ならご都合にイイコトが起きたっていいじゃない?]
( 未練なんて今更何も無いんですけど、ね )
( だから、きっと少し迷い込んだだけです )
( ほら。光子ワームホールの生成に成功したでしょう? )
( それが混線して墓下のドアもノックしたようです )
[モニターのひとつがチカチカと明滅して、悪戯に
不安定な人影にピントを合わせたりぼかしたりする。]
( ああ僕のこと忘れたなんて )
( 寂しいこと言わないでくださいね? )
( …… )
( いいえ嘘です )
( さっさと忘れてくださって結構ですよ )
[あの時のまま…
もう時を重ねることのない顔が、モニター越しに
かつて先輩と呼んだひとの寝顔を穏やかに見つめている。]
( 新しい時代を忙しく歩んで味わって )
( “今”や、“これから”が )
( 先輩の中で数多く重なってくれる方が良いですから )
( ああ、でもこれだけは言っておきます )
( 朝と昼と夜の全部は寝すぎです )
( サボリ厳禁 )
[働き方改革だ何だと甘い顔ばかりしていたら
調子に乗るんだからこのひとは。]
( 寝すぎて見過ごさないでくださいねいろいろと )
( 見守ってますから。
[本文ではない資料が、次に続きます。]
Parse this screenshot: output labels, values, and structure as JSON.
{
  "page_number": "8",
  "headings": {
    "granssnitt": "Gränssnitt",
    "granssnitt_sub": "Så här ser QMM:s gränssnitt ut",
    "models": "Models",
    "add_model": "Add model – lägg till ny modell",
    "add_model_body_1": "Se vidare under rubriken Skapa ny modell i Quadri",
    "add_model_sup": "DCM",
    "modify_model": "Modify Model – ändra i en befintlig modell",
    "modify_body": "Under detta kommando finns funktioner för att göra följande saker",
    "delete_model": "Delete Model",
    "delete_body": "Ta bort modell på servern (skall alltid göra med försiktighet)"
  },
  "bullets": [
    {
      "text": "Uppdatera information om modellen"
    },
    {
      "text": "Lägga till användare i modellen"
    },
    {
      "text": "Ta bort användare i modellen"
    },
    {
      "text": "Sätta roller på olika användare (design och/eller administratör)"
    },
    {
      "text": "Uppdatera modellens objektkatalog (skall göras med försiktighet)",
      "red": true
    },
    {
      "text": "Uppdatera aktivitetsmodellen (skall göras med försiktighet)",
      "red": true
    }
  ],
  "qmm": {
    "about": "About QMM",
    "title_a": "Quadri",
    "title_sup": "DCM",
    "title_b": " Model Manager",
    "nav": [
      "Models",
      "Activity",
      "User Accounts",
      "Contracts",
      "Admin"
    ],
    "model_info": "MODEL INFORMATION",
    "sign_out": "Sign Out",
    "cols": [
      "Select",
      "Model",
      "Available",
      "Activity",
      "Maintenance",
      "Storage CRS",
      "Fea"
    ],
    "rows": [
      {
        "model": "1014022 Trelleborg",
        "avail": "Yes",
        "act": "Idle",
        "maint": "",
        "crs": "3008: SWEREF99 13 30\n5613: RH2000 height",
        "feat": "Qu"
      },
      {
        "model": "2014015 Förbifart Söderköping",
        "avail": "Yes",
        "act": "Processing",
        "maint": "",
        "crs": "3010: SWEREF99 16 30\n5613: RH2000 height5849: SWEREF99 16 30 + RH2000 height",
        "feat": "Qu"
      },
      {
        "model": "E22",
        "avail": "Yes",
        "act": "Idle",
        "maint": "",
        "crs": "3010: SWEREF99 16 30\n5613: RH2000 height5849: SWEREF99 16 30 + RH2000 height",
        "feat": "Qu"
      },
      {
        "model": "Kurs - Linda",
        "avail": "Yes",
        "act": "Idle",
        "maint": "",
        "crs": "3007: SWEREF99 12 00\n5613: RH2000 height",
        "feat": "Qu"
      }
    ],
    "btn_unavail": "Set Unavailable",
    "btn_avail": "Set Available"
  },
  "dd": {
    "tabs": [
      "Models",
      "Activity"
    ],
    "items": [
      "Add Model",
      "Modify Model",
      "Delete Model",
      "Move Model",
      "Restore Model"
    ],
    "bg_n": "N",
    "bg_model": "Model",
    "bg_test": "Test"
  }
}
ときどきくらいは )
[勝手ばかりの内容の──…
これがゆうれいのみるゆめ、
*みせるゆめ*]
[彼の飛び起きた姿が、可笑しくて。
彼の紡ぐ自分の名が、懐かしくて。]
( おや。いつも寝覚めが悪いのに )
( 今日はあの台詞がないんですね )
[自然に綻んでゆく口元を、ゆうれいは隠さなかった。]
( …────はい、 )
( … …… は い、 )
[積み重なる言葉のひとつひとつが、
曖昧な存在の影の中に、
──── 確かに染みる。]
( ……… )
( まったく、先輩はほんとうに )
( ひとが欲しいと思う言葉を紡ぐのがお得意ですね )
[これ以上近づくことの出来ない、
画面の隔たりが恨めしい。]
( …、 厄介なひとたらしだ )
[今でもそう思わせる、
この有能な先輩が恨めしい。]
[用意された、懐かしい安物の珈琲とチョコレートに、]
( “これから”も傍で支えることの出来る
( やっぱり、少し羨ましいですよ )
[チリリとする胸の痛みは溶かしてしまおう…。]
( では、目覚まし時計のベル代わりにでも )
( 時々思い出してやってください )
[珈琲の湯気がモニターに映る影を揺らす。
温度差で生まれた水滴が、すこしだけ目元に滲んだ。]
( いつもの、ですね )
( 有難うございます。いただきます )
[カップに手は伸ばせない。
物理的に傍にはゆけない。
でも先輩と一緒に飲む安物の珈琲は
美味かったし、
お徳用のチョコレートは極上の味がした。
────思い出が、味の記憶を再生してくれる。]
( 僕はしあわせものですね )
( …ああ、安心してください )
( 僕は、手を繋いだひとと
自由をはばたいていますから )
[この宇宙に、
宇宙を越えた先に、
繋がる数多の世界に、
そして先輩、あなたに。]
( 今年もさいわいがありますように )
[明滅するモニターが完全にOFFになる寸前。